Zentraler Bestandteil der Initiative, die auf einen Vorstoß des Zweiten Landtagspräsidenten Sebastian Huber (Neos) in der Salzburger Landeskoalition zurückgeht, ist das pädagogische Begleitprogramm.

Schüler werden Historiker

"Im Unterricht findet der Nationalsozialismus oft als etwas Abgekapseltes statt. Viele haben das Bild von Mauthausen, der abgeschiedenen Festung, wo diese Gräuel passiert sind, vor sich.
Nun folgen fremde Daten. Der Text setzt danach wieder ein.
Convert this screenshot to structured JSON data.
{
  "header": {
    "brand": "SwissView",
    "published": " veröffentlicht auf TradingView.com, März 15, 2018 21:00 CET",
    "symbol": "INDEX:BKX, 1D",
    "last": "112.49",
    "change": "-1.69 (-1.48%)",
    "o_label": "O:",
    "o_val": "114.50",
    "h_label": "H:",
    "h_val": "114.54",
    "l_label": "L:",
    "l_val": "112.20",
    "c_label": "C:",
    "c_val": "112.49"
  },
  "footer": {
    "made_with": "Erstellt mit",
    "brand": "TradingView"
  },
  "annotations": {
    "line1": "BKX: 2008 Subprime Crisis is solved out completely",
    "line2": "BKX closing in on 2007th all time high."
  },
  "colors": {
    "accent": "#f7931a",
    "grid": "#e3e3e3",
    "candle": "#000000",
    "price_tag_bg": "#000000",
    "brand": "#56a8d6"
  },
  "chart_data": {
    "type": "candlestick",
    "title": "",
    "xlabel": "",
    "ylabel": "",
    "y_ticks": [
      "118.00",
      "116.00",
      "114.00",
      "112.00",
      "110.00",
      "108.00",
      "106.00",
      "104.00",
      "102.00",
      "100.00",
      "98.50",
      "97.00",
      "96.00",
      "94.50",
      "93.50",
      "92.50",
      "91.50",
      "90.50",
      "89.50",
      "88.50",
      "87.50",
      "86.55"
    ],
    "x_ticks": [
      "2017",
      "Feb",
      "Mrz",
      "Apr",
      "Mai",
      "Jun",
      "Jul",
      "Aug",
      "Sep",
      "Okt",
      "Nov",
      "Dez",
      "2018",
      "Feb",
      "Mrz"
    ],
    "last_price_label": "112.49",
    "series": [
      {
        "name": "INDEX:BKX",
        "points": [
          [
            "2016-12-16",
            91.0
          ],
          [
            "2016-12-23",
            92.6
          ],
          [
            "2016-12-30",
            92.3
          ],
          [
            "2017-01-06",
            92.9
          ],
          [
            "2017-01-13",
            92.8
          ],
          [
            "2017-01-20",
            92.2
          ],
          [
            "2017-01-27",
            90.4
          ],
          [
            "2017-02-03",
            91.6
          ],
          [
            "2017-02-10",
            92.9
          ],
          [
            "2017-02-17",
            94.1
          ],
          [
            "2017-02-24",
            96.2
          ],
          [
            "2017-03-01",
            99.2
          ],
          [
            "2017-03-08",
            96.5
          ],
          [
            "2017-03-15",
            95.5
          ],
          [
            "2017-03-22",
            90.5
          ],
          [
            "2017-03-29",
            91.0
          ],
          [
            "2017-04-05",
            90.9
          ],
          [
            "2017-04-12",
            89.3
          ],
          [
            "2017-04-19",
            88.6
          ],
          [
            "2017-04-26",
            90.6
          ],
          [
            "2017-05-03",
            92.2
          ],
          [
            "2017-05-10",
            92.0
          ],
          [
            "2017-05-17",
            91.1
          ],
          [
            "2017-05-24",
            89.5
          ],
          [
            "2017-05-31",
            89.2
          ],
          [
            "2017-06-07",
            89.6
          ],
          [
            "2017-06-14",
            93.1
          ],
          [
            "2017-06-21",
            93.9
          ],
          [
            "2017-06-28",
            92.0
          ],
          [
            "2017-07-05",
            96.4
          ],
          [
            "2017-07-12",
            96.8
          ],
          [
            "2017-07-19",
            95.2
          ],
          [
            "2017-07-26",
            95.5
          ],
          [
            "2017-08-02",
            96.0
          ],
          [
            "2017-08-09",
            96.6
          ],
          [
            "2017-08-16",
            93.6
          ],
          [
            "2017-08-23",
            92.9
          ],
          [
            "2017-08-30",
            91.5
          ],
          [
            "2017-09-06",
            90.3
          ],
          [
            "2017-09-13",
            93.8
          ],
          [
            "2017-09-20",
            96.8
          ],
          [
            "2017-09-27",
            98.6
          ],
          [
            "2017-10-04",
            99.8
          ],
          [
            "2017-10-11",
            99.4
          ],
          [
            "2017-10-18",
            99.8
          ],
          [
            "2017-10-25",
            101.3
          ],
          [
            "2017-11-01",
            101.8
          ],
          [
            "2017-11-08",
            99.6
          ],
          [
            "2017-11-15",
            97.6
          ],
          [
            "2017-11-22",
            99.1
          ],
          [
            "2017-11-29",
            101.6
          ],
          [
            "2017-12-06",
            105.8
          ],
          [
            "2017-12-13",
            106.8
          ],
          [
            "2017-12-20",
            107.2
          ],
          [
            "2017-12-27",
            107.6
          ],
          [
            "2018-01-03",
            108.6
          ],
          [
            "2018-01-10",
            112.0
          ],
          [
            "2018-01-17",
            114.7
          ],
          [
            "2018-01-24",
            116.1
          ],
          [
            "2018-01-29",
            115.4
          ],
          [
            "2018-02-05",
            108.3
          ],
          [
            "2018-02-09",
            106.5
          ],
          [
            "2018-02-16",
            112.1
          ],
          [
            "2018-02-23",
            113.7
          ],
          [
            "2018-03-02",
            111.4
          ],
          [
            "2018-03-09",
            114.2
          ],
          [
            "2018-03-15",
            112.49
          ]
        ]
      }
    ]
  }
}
Man kann sich schwer vorstellen, dass auch in kleinen Orten und Gemeinschaften die Auswüchse des Nationalsozialismus sichtbar sind", sagt Geschichtswissenschafter Obermair, der auch Koordinator der Bundeseinrichtung erinnern.at in Salzburg ist.
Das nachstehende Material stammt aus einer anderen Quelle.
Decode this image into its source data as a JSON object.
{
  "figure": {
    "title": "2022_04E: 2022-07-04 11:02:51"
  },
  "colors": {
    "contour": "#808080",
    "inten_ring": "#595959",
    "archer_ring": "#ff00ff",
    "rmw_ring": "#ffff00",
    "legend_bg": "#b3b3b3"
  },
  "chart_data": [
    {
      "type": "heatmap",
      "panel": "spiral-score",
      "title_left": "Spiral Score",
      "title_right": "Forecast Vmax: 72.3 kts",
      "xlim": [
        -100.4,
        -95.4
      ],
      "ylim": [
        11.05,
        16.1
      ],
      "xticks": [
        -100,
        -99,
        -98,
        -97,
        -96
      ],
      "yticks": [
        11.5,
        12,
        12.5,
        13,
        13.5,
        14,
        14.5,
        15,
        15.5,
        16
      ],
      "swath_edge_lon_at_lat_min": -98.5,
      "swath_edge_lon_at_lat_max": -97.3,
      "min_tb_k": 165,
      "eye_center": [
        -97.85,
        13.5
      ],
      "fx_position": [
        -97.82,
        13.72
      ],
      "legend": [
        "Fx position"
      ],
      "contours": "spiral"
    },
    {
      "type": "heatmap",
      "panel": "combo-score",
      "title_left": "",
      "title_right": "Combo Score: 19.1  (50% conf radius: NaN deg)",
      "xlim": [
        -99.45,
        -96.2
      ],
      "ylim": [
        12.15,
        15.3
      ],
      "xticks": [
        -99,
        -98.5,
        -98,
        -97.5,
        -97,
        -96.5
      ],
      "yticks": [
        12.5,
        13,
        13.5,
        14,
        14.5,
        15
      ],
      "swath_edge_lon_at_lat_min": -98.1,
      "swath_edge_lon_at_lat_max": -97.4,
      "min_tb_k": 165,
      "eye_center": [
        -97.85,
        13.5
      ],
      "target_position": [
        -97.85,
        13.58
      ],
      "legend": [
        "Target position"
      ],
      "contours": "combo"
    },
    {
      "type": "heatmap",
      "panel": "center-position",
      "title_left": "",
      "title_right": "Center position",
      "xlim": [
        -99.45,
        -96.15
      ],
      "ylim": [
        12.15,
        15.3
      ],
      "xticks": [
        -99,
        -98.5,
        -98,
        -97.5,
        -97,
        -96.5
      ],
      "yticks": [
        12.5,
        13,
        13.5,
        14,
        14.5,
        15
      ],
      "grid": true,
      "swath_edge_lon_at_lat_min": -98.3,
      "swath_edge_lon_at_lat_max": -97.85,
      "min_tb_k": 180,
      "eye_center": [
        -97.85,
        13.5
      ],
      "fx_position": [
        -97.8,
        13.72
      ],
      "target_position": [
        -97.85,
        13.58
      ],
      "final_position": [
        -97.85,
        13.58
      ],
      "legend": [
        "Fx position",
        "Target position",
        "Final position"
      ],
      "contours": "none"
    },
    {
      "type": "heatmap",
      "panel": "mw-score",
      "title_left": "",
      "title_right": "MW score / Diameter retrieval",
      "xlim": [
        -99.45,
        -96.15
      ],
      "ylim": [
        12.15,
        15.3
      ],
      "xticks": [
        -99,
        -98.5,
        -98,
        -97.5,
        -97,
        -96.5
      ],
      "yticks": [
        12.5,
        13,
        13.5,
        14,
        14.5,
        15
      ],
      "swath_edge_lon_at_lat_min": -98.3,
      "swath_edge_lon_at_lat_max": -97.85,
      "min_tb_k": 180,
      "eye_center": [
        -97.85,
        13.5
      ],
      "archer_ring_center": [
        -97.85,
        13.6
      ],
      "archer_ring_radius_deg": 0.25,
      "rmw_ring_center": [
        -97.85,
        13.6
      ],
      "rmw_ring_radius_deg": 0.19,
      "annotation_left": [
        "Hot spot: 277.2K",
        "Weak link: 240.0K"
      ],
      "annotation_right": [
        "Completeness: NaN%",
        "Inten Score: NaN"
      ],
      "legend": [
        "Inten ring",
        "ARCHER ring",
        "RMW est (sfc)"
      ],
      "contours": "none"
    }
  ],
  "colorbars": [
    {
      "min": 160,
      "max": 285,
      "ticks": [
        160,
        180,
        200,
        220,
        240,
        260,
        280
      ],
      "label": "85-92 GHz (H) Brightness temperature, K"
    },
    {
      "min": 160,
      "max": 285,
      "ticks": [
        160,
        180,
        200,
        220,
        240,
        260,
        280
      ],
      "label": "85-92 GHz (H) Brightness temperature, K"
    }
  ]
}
Im Begleitprogramm sollen Schüler und Schülerinnen selbst zu Historikern werden und mit Reproduktionen von historischen Originaldokumenten, Fotografien und einem Zeitzeugeninterview die Biografie von Rinnerthaler aufarbeiten. Aber auch grundsätzliche Fragen zum Thema widerständiges Handeln und zum individuellen Handlungsspielraum in einem diktatorischen Regime sollen behandelt werden.
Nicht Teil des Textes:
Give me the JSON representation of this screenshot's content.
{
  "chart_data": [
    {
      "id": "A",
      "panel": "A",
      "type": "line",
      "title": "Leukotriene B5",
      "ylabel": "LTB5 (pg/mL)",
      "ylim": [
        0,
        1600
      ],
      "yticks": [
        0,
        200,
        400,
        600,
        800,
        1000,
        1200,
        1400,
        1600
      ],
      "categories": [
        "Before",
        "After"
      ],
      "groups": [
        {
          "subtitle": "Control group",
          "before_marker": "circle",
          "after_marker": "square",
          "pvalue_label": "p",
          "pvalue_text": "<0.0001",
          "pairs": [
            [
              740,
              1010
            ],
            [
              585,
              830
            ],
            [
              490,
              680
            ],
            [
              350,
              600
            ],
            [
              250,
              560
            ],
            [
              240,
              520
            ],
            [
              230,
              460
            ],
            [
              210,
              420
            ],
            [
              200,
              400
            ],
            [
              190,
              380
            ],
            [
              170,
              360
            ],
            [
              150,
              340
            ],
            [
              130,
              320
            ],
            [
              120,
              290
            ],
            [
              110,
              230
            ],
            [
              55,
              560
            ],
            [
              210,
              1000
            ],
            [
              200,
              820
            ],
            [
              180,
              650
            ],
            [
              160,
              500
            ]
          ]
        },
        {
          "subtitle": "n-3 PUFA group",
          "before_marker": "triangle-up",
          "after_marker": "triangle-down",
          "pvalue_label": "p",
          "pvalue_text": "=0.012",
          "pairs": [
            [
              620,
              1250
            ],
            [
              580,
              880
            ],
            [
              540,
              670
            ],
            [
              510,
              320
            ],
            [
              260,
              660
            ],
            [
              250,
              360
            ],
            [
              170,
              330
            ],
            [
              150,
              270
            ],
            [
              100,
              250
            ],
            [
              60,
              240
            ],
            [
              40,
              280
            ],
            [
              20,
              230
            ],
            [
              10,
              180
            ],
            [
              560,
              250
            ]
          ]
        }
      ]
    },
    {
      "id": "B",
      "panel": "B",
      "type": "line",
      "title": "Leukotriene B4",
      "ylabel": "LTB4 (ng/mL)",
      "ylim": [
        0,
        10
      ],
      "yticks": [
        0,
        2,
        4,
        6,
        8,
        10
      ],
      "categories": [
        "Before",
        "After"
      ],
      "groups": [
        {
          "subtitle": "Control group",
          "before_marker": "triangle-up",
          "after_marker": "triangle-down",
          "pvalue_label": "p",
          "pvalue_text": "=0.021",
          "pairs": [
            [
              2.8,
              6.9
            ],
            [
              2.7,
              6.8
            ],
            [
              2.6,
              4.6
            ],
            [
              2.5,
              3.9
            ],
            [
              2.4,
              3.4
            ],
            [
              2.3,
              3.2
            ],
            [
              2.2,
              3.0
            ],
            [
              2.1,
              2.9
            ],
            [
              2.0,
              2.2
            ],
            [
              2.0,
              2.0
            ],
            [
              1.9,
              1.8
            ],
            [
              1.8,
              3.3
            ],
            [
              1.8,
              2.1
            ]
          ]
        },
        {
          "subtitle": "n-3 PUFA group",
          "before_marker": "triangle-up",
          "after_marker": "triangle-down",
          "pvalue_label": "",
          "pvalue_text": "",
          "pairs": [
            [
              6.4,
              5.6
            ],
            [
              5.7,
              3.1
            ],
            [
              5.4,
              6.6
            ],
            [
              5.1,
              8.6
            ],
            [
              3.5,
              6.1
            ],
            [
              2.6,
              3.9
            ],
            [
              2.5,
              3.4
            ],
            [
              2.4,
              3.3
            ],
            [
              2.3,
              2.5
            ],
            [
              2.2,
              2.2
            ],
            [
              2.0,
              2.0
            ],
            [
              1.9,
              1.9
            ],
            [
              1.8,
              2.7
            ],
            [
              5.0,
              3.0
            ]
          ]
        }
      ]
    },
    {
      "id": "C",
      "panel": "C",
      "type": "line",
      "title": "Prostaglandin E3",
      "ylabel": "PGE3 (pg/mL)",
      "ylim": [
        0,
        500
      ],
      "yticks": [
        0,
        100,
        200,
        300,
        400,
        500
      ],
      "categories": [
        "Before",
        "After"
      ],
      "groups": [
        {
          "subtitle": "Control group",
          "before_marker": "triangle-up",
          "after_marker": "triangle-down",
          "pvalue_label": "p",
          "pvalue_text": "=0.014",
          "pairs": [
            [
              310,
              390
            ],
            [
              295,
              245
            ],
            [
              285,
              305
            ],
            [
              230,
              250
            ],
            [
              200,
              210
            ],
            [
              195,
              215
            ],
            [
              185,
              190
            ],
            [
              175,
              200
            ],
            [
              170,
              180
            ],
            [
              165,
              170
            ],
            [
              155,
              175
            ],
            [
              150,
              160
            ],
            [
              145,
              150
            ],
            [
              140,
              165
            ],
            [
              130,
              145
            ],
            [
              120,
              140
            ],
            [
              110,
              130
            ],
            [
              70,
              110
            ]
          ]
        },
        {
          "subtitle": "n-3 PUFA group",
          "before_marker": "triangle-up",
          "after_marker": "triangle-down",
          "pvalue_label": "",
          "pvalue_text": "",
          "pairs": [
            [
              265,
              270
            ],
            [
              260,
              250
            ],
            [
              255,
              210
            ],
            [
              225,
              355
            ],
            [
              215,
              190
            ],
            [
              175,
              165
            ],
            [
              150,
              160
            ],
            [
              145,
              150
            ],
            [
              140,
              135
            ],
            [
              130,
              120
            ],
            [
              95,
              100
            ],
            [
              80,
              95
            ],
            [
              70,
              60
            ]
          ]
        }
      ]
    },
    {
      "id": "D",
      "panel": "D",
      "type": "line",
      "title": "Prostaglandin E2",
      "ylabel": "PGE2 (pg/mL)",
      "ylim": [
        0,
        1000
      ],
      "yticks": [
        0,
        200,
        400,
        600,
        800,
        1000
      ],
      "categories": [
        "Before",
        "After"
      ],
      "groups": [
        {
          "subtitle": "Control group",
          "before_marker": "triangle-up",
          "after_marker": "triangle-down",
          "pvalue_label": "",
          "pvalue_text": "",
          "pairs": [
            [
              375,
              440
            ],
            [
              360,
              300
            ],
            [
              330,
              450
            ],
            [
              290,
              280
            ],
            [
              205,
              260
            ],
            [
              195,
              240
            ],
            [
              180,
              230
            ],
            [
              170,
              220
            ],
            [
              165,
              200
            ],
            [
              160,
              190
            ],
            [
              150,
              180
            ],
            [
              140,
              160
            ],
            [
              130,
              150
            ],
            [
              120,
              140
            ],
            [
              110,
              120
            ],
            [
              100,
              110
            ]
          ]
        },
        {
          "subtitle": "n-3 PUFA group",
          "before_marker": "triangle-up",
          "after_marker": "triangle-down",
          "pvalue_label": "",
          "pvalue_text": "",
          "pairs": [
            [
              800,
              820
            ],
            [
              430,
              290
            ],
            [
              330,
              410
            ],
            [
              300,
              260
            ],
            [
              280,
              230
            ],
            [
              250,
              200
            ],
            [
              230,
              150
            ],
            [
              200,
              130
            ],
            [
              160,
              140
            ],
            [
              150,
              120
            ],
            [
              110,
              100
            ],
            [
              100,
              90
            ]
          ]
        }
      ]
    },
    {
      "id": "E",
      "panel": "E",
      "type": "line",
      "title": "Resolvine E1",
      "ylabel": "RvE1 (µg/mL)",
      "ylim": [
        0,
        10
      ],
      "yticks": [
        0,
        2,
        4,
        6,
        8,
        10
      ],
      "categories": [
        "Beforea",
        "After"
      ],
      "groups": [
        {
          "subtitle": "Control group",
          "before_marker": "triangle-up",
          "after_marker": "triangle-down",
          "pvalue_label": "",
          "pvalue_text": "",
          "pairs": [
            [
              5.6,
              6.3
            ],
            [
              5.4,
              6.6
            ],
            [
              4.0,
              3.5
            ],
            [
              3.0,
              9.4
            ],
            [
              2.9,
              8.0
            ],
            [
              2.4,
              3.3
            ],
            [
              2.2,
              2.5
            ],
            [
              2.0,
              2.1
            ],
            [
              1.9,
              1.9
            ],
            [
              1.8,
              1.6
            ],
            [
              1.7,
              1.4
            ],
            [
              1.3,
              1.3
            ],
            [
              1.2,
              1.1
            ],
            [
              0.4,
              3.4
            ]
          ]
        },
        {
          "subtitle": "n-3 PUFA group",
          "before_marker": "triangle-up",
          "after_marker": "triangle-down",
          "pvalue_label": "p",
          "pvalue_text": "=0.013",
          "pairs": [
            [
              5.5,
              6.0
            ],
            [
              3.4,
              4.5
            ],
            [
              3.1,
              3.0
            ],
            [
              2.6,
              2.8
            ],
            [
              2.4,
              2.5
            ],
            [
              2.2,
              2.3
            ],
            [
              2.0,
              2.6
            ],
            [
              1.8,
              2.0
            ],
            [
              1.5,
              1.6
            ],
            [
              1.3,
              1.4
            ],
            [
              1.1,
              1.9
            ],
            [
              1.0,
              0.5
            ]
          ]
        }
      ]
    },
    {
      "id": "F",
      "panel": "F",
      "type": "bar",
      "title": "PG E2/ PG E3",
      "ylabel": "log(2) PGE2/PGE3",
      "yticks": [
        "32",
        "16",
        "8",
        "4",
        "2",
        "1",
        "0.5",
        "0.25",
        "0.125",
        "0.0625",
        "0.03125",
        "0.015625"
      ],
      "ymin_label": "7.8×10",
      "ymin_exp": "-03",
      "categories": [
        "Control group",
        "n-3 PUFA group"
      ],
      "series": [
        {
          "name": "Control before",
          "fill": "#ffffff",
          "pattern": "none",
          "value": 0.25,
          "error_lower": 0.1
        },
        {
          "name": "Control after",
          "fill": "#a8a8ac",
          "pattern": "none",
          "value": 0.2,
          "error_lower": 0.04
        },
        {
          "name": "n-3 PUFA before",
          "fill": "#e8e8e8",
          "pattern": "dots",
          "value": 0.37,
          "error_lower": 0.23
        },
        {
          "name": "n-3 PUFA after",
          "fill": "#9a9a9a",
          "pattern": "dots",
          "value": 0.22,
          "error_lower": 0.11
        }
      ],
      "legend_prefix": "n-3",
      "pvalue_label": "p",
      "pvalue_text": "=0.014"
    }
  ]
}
Gedenken bleibt politisch brisant

Wie brisant das Gedenken an die Opfer der Nazis gerade in ländlichen Regionen immer noch sein kann, zeigt das Beispiel Goldegg. In der kleinen Pongauer Gemeinde musste 2014 ein Gedenkstein für 1944 von der SS ermordete Deserteure und Widerstandskämpfer auf dem Grund eines Reha-Zentrums der Gesundheitskasse verlegt werden. Gemeinde, Kirche und Kulturverein stemmten sich lange gegen ein Mahnmal auf öffentlichem Grund.

"Landplage" Widerstand

In einer 2008 verfassten Dorfchronik wird die kleine Deserteursgruppe immer noch als "Landplage" bezeichnet. Derzeit überarbeiten Historiker im Landesarchiv Salzburg diese Gemeindechronik. Die Überarbeitung stehe kurz vor ihrem Abschluss, heißt es vonseiten des Vereines Freunde des Goldegger Deserteursdenkmals.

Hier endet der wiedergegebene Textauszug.